Character Tire and Amazon A-to-Z Support: A Masterclass in How To SCAM a Customer
If you are looking for an aggravating, time-wasting, wallet-draining experience, Character Tire and Amazon A-to-Z Customer Support have apparently teamed up to provide the full package.
On March 21, 2026, I ordered a set of four ATV all-terrain tires through Amazon. I entered the year, make and model of my son’s four-wheeler, and Amazon recommended these tires. Naturally, I assumed that meant they would actually fit. Silly me.
When the tires arrived, I took them to a tire shop to have them installed. That is when I was told they were completely the wrong size. I contacted Character Tire, and that is where the circus began.
Character Tire sent me a return label but wanted all four tires shipped back in one package, even though they were sent to me individually. The cost to ship them back that way? $451. The tires themselves cost $399. So apparently the solution was for me to pay more to return the wrong tires than I paid to buy them.
And as if that was not ridiculous enough, Character Tire also said there would be a 50% restocking fee, plus possibly other fees. So the math here was simple: return the tires, lose a huge chunk of money, pay outrageous shipping, and basically get punished for trusting Amazon’s ATV fitment recommendation.
I filed an Amazon A-to-Z claim on March 31, 2026. What followed was one “more detail required” message after another, despite the fact that I sent screenshots, explained the issue, showed the return label, showed the shipping cost, and showed exactly what Character Tire was trying to do.
March 31: more detail required.
April 1: more detail required.
April 7: more detail required.
April 20: more detail required.
April 25: more detail required.
May 4: more detail required.
May 6: more detail required.
At this point, I am not sure if Amazon wanted more detail or a full documentary series.
Then Amazon finally responded by saying this return “isn’t a result of an Amazon.com or third-party seller’s error,” and that I may be responsible for return shipping and other fees.
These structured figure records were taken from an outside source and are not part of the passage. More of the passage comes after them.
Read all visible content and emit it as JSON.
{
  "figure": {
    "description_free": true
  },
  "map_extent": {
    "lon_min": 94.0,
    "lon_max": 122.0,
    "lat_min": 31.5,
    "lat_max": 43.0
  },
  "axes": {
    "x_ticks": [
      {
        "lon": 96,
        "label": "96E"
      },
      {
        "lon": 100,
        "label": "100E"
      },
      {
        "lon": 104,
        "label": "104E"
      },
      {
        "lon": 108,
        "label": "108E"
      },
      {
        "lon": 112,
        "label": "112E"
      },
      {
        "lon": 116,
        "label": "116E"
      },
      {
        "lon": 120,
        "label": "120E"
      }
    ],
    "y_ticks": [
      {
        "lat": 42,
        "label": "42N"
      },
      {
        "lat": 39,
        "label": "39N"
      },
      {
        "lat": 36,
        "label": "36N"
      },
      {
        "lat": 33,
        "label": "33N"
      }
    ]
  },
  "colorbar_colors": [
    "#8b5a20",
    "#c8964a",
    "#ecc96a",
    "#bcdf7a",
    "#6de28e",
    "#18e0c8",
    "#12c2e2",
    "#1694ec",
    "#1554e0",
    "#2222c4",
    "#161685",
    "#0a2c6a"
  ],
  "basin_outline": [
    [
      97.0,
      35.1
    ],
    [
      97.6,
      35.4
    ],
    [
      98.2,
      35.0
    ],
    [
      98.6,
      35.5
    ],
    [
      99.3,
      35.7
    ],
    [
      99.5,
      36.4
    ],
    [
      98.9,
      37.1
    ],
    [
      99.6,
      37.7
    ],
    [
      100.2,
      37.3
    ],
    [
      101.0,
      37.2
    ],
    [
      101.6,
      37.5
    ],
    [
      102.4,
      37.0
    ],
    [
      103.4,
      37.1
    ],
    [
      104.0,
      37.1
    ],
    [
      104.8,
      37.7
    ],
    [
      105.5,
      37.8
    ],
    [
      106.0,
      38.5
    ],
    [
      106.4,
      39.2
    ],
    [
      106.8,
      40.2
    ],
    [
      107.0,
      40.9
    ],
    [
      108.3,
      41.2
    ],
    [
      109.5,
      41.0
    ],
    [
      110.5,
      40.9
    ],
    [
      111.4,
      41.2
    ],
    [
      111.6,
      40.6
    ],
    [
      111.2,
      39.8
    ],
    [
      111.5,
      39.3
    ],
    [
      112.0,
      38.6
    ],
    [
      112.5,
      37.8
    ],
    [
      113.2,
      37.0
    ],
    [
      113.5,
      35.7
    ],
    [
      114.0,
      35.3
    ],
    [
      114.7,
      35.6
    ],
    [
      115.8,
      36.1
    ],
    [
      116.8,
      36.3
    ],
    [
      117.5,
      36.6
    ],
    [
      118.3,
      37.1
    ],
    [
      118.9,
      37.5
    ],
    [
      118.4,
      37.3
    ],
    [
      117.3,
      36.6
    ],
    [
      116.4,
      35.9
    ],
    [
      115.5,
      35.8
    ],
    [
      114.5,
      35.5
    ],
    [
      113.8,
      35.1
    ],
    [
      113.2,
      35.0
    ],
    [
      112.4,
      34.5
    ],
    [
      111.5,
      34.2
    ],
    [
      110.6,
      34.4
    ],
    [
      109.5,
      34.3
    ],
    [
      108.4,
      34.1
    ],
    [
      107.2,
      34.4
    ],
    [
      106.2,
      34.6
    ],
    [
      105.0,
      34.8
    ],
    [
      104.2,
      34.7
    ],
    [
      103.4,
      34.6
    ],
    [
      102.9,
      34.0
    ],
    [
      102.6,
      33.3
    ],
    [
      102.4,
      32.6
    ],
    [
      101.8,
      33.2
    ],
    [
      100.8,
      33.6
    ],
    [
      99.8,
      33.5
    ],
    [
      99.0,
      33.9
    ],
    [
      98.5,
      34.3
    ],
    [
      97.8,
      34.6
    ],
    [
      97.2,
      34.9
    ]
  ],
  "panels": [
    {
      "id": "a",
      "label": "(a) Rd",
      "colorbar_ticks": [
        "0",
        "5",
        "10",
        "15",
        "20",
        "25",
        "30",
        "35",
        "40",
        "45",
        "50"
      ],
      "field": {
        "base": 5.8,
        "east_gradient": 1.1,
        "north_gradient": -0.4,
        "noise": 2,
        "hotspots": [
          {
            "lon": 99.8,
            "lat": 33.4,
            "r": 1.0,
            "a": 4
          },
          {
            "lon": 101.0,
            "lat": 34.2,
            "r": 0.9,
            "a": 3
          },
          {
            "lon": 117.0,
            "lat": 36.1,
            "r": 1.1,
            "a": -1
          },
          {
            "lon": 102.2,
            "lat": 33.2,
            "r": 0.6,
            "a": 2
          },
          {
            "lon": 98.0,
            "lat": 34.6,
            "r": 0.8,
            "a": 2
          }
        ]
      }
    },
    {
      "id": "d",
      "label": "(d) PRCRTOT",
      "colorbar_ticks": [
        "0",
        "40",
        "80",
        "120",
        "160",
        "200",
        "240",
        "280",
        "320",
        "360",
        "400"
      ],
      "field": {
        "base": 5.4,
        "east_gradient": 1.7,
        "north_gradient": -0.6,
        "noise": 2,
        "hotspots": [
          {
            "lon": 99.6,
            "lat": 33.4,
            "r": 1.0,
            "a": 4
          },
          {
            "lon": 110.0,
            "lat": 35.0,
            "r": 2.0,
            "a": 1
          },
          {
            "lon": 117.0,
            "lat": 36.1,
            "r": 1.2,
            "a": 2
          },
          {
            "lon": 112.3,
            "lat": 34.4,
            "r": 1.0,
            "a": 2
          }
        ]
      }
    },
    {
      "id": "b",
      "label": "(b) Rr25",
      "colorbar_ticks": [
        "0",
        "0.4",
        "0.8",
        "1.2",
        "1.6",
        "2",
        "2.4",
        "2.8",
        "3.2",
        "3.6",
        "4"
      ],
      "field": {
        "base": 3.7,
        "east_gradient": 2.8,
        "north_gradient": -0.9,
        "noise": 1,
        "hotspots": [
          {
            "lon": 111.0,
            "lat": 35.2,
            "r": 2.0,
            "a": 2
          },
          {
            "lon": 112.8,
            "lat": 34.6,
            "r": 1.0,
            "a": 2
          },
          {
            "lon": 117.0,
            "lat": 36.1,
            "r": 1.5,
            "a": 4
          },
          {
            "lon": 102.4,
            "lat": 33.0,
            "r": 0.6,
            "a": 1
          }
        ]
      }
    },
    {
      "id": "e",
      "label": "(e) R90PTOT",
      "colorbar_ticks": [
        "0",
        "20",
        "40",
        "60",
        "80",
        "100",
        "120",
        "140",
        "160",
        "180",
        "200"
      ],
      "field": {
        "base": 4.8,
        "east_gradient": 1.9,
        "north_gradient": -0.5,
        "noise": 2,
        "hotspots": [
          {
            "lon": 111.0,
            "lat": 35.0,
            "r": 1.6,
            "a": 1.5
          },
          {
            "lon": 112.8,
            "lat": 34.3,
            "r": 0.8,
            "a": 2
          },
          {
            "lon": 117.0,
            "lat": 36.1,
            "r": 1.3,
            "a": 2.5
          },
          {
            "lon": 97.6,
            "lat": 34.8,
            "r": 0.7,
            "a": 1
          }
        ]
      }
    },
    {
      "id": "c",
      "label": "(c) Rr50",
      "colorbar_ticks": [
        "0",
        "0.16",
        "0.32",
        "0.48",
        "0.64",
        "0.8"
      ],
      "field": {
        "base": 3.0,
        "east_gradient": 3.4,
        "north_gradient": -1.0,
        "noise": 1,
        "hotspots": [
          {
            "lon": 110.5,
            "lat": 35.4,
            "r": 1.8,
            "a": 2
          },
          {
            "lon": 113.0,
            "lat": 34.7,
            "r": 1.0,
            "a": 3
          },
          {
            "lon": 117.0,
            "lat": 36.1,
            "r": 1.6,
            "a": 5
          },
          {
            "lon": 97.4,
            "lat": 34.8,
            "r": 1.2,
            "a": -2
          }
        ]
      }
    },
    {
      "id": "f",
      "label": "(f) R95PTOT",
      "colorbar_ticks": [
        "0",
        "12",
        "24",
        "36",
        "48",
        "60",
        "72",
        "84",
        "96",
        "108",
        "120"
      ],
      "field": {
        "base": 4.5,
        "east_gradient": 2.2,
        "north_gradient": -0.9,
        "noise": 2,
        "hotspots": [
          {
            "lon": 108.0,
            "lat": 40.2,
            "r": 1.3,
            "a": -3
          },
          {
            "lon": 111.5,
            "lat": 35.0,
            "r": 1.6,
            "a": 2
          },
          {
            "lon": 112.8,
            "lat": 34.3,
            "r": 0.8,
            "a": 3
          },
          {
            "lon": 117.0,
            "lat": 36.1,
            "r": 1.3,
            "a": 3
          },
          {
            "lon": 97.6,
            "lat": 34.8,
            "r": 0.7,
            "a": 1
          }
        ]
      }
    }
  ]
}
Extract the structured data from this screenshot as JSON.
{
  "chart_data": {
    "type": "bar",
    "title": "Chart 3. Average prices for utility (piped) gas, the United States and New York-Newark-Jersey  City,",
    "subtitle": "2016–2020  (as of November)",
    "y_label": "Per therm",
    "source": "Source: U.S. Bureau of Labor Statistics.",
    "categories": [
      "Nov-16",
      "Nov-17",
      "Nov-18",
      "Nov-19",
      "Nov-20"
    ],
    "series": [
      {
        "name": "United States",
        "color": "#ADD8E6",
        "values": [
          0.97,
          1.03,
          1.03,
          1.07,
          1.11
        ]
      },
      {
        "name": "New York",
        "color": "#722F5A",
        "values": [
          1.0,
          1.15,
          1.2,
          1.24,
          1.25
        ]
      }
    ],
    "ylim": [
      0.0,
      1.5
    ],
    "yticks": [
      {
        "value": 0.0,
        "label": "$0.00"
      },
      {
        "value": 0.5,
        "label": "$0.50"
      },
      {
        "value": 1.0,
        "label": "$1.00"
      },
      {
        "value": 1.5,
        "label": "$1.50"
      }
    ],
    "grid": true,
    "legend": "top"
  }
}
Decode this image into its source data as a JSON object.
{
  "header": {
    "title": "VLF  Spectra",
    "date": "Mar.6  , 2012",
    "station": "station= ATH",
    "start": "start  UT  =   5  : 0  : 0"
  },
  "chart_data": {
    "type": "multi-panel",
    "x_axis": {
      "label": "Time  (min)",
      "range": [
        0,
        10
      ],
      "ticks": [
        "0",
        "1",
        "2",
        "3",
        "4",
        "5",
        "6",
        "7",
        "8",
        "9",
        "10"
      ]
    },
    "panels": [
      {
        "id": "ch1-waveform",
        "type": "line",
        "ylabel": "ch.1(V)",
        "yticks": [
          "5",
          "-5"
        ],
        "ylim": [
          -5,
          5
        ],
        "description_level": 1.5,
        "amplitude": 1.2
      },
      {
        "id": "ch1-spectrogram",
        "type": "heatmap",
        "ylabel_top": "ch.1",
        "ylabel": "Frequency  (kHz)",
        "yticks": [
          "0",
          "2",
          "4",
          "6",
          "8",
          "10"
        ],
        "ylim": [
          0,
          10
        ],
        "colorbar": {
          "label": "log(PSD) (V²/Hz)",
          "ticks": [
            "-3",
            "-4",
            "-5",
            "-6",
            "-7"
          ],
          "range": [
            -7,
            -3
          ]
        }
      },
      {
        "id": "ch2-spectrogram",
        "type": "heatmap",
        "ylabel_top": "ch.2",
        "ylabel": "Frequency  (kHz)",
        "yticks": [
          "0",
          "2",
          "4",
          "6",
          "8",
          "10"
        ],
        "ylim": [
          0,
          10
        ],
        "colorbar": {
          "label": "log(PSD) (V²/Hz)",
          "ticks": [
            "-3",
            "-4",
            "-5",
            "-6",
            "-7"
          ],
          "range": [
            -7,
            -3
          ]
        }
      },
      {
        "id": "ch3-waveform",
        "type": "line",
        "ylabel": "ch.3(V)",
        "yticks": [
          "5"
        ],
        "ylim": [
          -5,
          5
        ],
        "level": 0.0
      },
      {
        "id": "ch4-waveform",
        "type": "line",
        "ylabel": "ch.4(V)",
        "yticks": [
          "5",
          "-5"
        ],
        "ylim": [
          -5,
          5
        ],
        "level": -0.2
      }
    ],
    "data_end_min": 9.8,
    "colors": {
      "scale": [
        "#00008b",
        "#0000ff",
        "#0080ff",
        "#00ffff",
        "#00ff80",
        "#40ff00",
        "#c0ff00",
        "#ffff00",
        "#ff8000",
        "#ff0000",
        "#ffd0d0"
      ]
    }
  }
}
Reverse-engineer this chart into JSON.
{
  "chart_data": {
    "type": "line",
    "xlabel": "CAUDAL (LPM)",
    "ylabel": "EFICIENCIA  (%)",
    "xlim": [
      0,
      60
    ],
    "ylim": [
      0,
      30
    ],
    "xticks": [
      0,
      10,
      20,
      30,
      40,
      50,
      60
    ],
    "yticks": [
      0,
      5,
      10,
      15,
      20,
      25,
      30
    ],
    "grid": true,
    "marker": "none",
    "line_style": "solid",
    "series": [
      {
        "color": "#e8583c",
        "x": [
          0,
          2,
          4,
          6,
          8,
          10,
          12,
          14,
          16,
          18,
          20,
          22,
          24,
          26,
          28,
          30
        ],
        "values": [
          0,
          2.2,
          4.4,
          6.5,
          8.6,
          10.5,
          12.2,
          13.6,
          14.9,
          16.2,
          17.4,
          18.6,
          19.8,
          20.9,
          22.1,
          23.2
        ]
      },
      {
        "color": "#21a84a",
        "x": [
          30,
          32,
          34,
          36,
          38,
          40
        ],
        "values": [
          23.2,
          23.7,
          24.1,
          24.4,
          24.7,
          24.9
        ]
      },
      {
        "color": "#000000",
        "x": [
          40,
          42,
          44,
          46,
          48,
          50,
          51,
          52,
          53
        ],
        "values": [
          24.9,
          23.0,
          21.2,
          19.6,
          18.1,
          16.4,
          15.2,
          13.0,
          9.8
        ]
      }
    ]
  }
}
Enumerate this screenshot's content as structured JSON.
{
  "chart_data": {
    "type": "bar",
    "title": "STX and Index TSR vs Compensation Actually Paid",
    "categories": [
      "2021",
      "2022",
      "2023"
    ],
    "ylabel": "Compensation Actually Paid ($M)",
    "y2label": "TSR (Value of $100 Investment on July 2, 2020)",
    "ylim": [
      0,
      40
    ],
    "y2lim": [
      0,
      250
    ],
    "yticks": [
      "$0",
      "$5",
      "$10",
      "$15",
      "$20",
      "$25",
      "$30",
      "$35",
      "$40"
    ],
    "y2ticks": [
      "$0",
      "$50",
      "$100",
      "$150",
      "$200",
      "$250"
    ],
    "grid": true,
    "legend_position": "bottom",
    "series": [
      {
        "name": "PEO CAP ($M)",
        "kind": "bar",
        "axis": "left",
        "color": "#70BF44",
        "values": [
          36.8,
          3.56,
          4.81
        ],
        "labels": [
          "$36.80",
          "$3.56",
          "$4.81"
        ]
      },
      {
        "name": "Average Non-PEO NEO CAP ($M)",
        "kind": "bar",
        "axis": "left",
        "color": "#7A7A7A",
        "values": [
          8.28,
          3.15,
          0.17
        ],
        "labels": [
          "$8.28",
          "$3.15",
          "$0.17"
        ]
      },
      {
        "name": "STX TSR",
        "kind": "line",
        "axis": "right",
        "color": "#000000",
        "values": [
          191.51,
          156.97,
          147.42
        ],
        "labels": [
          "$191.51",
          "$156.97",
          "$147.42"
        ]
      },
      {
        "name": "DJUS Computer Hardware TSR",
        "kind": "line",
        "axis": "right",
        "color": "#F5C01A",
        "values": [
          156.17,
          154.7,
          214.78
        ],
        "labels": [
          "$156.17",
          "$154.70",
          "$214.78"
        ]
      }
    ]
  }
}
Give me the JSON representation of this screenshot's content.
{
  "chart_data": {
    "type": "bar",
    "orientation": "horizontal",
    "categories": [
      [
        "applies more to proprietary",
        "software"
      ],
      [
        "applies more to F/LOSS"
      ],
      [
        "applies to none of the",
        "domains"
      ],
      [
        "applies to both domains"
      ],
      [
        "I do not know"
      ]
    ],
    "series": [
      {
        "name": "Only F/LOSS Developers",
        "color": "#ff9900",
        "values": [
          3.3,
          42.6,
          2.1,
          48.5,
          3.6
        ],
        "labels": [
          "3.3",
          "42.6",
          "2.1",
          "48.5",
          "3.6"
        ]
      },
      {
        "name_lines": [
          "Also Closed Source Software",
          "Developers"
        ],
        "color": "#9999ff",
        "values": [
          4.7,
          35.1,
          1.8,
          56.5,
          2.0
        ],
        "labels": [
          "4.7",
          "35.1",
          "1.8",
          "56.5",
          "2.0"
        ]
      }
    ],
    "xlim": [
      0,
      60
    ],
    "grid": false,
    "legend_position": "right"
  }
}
Amazing. I entered the vehicle information, Amazon recommended the tires, the tires did not fit, and somehow this became my fault.
Character Tire’s answer appears to be: ship them back in the most expensive way possible, accept a massive restocking fee, and be thankful for whatever crumbs are left.
Amazon A-to-Z Support’s answer appears to be: ask for the same information over and over until the customer either gives up or loses the will to live.
I also looked at other reviews and saw I am far from the only one dealing with this kind of nonsense. Other customers reported 50% refunds, huge deductions, wrong-size tires, return problems, restocking fees, handling fees, and getting only a fraction of their money back.
So here is my review:
I will never purchase from Character Tire again.
I would strongly warn anyone else to be extremely careful before buying from this seller.
And Amazon A-to-Z support, in this case, was about as helpful as a screen door on a submarine.
The tires were wrong. The return process was outrageous. The fees were ridiculous. The support process was a never-ending loop of “more detail required” while the customer gets stuck holding the bill.
If this is what Amazon calls customer protection, I would hate to see what customer abandonment looks like.